The debate over collection-to-casino rentals
Continued from here...When MCASD director Hugh Davies asked me why I object to the deal MCASD has done with the Bellagio, I told him that one reason is that I think non-profits should focus on their missions, and not on providing profit opportunities for business. One of the fundamental principles of non-profit institutions is that 501c3s are not holding companies that for-profit organizations or individuals can raid for profit-making activities. (This is part of why the Nature Conservancy was investigated by Congress in 2003, and it's part of why I think that Congress and the relevant state attorney generals should investigate the way non-profits are increasingly monetizing art in clear violation of the museum sector's own rules, such as at the National Academy and with the Bellagio Three.) [Image: Sol LeWitt, Floor Piece #4, 1976.]
"Well, we have been paid a fee [by the Bellagio] just as when we send any show traveling," Davies replied. "Yes, the fee is larger than the normal fee you would expect if you send a traveling show of permanent collection works as we have to the Sheldon Museum, to the High, the Weatherspoon and so on. If we charge $50,000 for that plus prorated shipping and insurance, why is it any different if we charge twice as much because of the length of the time period to Las Vegas? The work is only moving once, we used the same fine art movers, and so on?
"I can see why the fact that the Bellagio casino is a for-profit corporation means that the context appears sullied. But I'm just looking at the fact that they run a perfectly high-standard gallery. Their security and their air-handling systems are as good or better than 90 percent of US museums."
I told Davies that I didn't necessarily agree, that when MFA Boston's first loan was at the Bellagio that the hotel-casino's power went out for four days and that the art baked. The MFA had to send out specialists to make sure the temperature was reduced gradually and despite repeated requests the MFA never released any information regarding whether or not works were damaged. Davies said that he was unaware of the Bellagio's earlier power issue.
Davies and I discussed several other aspects of the arrangement, but one in particular sticks in my head. The Brandeis University president views the Rose Art Museum's art collection as an asset to monetize. (Davies is a former adviser to the Rose and he wrote Brandeis an angry letter about what it's trying to do.) Albeit through a different instrument, isn't that what MCASD is doing here: monetizing an asset?
"No
more than when the Phillips is when it re-does their air-handling
system [and sends its collection on the road]," Davies said. "I always
find amusing when these institutions fix their air-handling systems and
the collections travel for two or three years! It's a way of generating
revenue, no question... "I have been perversely trying to look at the other side of the coin. We museum directors can huff and puff about how once we bring these artworks into our collections that they no longer have value because they've been removed from the market, that they become this special trust that is the patrimony of our cities and that they're held in trust for future generations. It's B.S. We go on and sell them and the rule is the proceeds form the sale can only go to replenish the collection." [Image: Frank Stella, Sabra III, 1967.]

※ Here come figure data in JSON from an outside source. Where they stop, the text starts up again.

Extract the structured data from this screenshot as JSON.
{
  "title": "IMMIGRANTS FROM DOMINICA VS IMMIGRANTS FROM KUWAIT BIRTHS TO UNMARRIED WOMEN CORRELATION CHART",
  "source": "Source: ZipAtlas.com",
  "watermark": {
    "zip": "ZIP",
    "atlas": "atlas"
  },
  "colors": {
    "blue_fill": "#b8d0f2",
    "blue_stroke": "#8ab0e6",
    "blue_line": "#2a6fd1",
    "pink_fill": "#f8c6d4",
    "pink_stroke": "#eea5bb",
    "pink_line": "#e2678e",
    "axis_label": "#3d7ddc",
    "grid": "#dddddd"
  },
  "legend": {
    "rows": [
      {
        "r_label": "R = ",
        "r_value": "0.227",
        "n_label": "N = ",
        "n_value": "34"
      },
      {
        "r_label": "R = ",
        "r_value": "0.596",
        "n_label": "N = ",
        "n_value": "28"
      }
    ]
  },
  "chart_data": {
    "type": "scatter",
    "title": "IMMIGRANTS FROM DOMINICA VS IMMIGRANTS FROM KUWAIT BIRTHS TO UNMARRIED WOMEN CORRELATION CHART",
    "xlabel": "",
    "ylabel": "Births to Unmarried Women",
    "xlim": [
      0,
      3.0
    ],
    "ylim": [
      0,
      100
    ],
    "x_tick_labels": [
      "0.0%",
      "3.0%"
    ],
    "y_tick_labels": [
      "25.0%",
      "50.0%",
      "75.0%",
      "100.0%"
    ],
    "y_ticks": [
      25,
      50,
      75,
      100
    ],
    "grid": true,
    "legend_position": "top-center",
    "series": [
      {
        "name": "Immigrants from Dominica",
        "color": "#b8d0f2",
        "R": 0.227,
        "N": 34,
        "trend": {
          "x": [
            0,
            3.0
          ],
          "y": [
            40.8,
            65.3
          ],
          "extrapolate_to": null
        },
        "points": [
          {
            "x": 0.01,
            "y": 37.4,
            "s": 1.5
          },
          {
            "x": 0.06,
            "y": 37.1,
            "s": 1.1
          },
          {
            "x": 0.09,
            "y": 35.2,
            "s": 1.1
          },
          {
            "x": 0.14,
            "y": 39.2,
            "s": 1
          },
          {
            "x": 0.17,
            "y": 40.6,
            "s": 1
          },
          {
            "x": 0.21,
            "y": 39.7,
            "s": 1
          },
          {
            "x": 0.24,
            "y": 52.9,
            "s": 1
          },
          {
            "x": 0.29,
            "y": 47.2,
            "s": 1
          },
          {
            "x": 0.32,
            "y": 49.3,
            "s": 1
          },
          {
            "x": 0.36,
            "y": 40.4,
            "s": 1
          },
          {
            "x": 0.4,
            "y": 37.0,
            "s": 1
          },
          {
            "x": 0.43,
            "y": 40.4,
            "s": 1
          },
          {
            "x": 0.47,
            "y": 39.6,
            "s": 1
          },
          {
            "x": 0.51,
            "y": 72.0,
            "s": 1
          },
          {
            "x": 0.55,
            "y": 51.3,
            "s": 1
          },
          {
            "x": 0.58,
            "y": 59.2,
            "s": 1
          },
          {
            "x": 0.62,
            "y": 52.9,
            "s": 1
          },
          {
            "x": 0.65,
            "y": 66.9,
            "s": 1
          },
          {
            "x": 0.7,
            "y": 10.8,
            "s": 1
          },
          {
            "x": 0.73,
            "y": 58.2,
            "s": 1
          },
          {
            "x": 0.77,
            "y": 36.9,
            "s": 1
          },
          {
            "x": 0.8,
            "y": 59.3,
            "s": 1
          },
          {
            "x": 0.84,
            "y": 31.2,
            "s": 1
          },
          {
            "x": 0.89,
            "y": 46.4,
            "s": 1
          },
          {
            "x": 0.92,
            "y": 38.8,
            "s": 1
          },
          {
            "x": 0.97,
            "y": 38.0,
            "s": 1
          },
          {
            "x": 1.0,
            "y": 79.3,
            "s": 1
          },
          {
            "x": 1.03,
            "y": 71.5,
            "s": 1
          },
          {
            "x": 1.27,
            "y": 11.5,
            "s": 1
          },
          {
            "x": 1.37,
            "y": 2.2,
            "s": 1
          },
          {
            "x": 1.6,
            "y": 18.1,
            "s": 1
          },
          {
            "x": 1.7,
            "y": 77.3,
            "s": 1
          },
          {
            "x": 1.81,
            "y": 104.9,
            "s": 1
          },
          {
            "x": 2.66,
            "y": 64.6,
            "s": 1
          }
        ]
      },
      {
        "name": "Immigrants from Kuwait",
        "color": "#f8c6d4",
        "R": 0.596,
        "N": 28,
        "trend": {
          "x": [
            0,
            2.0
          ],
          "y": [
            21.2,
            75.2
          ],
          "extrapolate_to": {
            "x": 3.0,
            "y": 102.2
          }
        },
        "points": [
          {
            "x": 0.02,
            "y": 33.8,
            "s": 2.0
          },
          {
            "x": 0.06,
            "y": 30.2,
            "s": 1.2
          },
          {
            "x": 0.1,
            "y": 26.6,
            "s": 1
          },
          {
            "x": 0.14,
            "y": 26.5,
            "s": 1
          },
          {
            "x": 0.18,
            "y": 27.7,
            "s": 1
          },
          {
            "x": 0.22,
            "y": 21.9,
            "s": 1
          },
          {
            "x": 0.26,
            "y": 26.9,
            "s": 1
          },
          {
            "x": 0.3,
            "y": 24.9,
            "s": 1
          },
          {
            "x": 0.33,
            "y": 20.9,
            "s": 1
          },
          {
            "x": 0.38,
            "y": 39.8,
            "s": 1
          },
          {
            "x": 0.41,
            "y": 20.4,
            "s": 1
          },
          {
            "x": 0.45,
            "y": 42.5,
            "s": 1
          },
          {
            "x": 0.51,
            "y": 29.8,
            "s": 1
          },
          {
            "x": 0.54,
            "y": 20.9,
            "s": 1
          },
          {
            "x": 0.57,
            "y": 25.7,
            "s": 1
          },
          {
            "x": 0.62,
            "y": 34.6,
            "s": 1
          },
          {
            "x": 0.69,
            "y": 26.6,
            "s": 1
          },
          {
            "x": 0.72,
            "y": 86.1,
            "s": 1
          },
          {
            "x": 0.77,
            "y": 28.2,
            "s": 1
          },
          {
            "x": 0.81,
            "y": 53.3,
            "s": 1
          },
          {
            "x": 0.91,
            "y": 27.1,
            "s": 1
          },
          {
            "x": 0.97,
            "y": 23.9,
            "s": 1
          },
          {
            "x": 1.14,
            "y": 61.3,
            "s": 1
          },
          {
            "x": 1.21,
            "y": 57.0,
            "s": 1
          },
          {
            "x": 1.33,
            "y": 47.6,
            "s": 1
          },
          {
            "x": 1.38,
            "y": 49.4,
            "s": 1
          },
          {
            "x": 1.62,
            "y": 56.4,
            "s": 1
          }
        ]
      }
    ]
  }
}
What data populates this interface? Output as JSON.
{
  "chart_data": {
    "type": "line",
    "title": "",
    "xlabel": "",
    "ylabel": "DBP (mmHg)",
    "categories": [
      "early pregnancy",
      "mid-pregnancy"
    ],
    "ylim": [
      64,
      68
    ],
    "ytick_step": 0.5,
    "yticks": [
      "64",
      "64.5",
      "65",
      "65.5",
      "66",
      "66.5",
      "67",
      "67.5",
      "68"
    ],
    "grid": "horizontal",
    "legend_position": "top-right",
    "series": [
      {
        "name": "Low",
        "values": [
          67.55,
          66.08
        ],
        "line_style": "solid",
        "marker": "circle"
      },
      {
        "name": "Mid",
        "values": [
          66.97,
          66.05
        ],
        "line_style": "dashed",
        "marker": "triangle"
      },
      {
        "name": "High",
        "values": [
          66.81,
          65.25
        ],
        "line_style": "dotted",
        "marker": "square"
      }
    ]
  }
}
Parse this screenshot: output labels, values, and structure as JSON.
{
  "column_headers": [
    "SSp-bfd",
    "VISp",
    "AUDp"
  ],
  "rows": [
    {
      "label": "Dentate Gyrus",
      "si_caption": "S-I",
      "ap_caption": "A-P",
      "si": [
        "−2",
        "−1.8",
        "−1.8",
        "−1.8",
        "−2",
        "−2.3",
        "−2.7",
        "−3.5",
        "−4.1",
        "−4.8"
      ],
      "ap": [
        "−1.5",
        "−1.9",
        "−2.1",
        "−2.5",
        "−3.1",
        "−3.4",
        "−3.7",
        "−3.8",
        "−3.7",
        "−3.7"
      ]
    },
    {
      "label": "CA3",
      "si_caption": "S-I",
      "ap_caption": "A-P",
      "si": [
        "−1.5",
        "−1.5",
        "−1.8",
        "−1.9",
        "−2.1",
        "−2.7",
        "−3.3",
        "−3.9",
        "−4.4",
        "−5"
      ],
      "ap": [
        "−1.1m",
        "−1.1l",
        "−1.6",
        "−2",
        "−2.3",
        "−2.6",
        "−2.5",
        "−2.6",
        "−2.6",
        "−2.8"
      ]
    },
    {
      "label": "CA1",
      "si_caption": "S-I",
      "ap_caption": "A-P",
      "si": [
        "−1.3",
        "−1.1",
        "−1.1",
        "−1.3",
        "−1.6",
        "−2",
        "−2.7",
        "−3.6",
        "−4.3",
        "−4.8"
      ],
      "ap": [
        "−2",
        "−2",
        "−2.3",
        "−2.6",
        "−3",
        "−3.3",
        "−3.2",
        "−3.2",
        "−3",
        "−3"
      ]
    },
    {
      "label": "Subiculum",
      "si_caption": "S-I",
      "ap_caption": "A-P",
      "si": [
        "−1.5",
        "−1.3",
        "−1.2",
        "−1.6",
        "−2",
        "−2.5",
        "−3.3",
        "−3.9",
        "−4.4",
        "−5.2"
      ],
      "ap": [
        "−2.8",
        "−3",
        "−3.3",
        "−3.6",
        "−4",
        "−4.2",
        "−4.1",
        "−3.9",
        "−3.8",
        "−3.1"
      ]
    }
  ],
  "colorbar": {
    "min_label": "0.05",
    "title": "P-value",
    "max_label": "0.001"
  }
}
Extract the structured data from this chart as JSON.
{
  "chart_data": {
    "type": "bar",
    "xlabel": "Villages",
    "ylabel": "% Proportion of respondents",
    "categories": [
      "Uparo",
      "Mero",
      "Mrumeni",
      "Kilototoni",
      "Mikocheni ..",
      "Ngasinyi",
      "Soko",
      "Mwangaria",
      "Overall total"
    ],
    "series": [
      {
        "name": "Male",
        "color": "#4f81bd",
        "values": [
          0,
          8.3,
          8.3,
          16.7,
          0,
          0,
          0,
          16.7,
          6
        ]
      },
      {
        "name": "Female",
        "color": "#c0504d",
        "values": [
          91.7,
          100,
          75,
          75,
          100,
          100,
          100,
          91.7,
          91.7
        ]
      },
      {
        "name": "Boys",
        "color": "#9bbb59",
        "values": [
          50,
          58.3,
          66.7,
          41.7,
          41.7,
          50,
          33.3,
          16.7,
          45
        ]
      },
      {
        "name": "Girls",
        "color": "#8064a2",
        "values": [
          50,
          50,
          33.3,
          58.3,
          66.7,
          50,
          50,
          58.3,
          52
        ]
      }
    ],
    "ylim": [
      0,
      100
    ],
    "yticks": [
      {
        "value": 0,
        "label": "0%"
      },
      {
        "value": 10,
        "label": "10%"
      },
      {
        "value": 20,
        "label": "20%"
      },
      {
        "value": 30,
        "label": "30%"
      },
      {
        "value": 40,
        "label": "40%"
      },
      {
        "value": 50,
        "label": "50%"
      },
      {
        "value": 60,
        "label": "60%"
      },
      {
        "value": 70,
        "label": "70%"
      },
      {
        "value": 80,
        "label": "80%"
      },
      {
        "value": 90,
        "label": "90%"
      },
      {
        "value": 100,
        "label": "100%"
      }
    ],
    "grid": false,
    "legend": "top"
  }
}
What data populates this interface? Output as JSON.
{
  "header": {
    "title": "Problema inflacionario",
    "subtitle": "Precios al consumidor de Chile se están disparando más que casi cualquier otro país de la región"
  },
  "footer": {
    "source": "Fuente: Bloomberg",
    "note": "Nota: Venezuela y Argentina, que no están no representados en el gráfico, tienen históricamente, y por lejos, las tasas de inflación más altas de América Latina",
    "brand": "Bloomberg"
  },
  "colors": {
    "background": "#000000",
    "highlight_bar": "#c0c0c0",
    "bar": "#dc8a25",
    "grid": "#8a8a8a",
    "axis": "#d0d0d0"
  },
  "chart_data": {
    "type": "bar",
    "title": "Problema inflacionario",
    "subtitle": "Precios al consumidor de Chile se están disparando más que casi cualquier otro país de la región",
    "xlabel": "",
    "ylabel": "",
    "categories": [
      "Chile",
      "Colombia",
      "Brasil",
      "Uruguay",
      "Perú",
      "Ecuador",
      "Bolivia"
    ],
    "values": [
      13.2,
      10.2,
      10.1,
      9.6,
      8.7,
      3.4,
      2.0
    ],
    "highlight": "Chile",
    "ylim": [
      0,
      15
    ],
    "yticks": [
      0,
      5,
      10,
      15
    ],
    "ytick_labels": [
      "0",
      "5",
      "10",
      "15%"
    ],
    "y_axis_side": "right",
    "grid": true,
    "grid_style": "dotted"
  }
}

Finally, Davies said the Bellagio deal is a great way to raise the profile of MCASD, a much-admired museum that has a fine collection and strong programming, but which receives little national attention (except for on MAN).
"I cannot possibly spend to get billboards and airline magazine ads for our museum, and the Bellagio can and now every single one of them mentions MCASD," Davies said. "You are never a prophet in your own land. So when people from Phoenix and Los Angeles go to Las Vegas and see this, it increases the knowledge and the reputation of our museum."